Scritto a caldo nel 1978, questo libro non ha che guadagnato con gli
anni. Mentre, in una nobile gara di codardia, i politici italiani,
nonché i giornalisti, si affannavano a dichiarare che le lettere di Moro
dalla prigionia erano opera di un pazzo o comunque prive di valore
perché risultanti da una costrizione, Sciascia si azzardò a leggerle,
con l’acume e lo scrupolo che sempre aveva verso qualsiasi documento.
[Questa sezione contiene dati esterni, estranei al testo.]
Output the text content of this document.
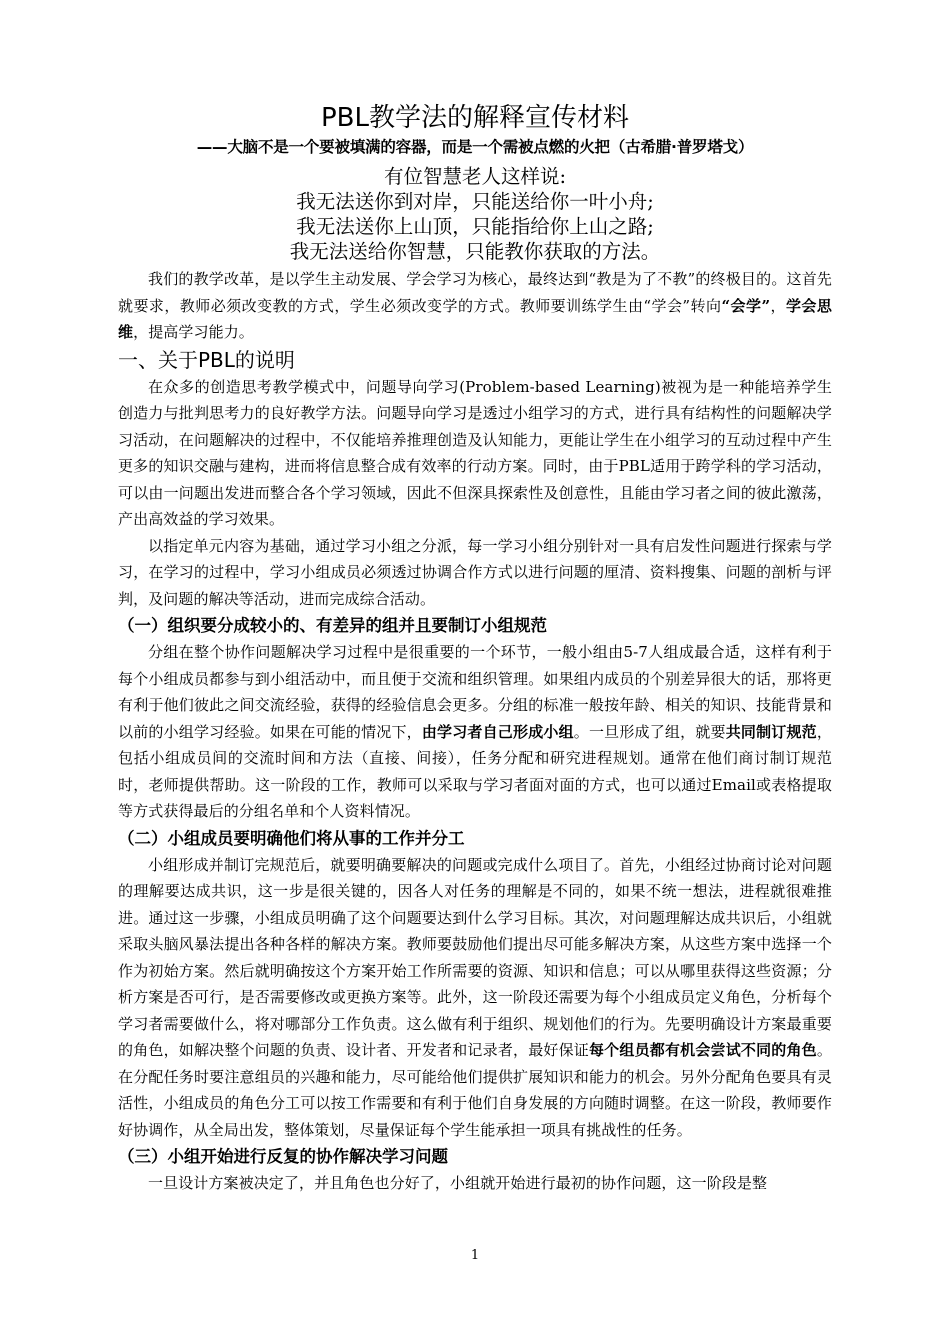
PBL教学法的解释宣传材料
——大脑不是一个要被填满的容器，而是一个需被点燃的火把（古希腊·普罗塔戈）
有位智慧老人这样说:
我无法送你到对岸，只能送给你一叶小舟;
我无法送你上山顶，只能指给你上山之路;
我无法送给你智慧，只能教你获取的方法。

我们的教学改革，是以学生主动发展、学会学习为核心，最终达到“教是为了不教”的终极目的。这首先就要求，教师必须改变教的方式，学生必须改变学的方式。教师要训练学生由“学会”转向“会学”，学会思维，提高学习能力。

一、关于PBL的说明

在众多的创造思考教学模式中，问题导向学习(Problem-based Learning)被视为是一种能培养学生创造力与批判思考力的良好教学方法。问题导向学习是透过小组学习的方式，进行具有结构性的问题解决学习活动，在问题解决的过程中，不仅能培养推理创造及认知能力，更能让学生在小组学习的互动过程中产生更多的知识交融与建构，进而将信息整合成有效率的行动方案。同时，由于PBL适用于跨学科的学习活动，可以由一问题出发进而整合各个学习领域，因此不但深具探索性及创意性，且能由学习者之间的彼此激荡，产出高效益的学习效果。

以指定单元内容为基础，通过学习小组之分派，每一学习小组分别针对一具有启发性问题进行探索与学习，在学习的过程中，学习小组成员必须透过协调合作方式以进行问题的厘清、资料搜集、问题的剖析与评判，及问题的解决等活动，进而完成综合活动。

（一）组织要分成较小的、有差异的组并且要制订小组规范

分组在整个协作问题解决学习过程中是很重要的一个环节，一般小组由5-7人组成最合适，这样有利于每个小组成员都参与到小组活动中，而且便于交流和组织管理。如果组内成员的个别差异很大的话，那将更有利于他们彼此之间交流经验，获得的经验信息会更多。分组的标准一般按年龄、相关的知识、技能背景和以前的小组学习经验。如果在可能的情况下，由学习者自己形成小组。一旦形成了组，就要共同制订规范，包括小组成员间的交流时间和方法（直接、间接），任务分配和研究进程规划。通常在他们商讨制订规范时，老师提供帮助。这一阶段的工作，教师可以采取与学习者面对面的方式，也可以通过Email或表格提取等方式获得最后的分组名单和个人资料情况。

（二）小组成员要明确他们将从事的工作并分工

小组形成并制订完规范后，就要明确要解决的问题或完成什么项目了。首先，小组经过协商讨论对问题的理解要达成共识，这一步是很关键的，因各人对任务的理解是不同的，如果不统一想法，进程就很难推进。通过这一步骤，小组成员明确了这个问题要达到什么学习目标。其次，对问题理解达成共识后，小组就采取头脑风暴法提出各种各样的解决方案。教师要鼓励他们提出尽可能多解决方案，从这些方案中选择一个作为初始方案。然后就明确按这个方案开始工作所需要的资源、知识和信息；可以从哪里获得这些资源；分析方案是否可行，是否需要修改或更换方案等。此外，这一阶段还需要为每个小组成员定义角色，分析每个学习者需要做什么，将对哪部分工作负责。这么做有利于组织、规划他们的行为。先要明确设计方案最重要的角色，如解决整个问题的负责、设计者、开发者和记录者，最好保证每个组员都有机会尝试不同的角色。在分配任务时要注意组员的兴趣和能力，尽可能给他们提供扩展知识和能力的机会。另外分配角色要具有灵活性，小组成员的角色分工可以按工作需要和有利于他们自身发展的方向随时调整。在这一阶段，教师要作好协调作，从全局出发，整体策划，尽量保证每个学生能承担一项具有挑战性的任务。

（三）小组开始进行反复的协作解决学习问题

一旦设计方案被决定了，并且角色也分好了，小组就开始进行最初的协作问题，这一阶段是整

1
Riuscì in tal modo, sulla base di quelle lettere, a ricostruire una
intelaiatura di pensieri, di correlazioni, di fatti che sono, fino a
oggi, ciò che più ci ha permesso di capire, o di avvicinarci a capire,
un episodio orribile della nostra storia. Presentando il libro nella sua
ultima edizione (1983), Sciascia scriveva opportunamente «questo libro
potrebbe anche esser letto come “opera letteraria”. Ma l’autore – come
membro della Commissione parlamentare d’inchiesta sulla “affaire” – ha
continuato a viverlo come “opera di verità” e perciò lo si ripubblica
(non più col rischio delle polemiche, ma del silenzio) con l’aggiunta
della relazione di minoranza (di assoluta minoranza) presentata in
Commissione e al Parlamento. Una relazione che l’autore ha voluto al
possibile stringare, nella speranza abbia la sorte di esser largamente
letta: qual di solito non hanno le voluminosissime relazioni che vengono
fuori dalle inchieste parlamentari».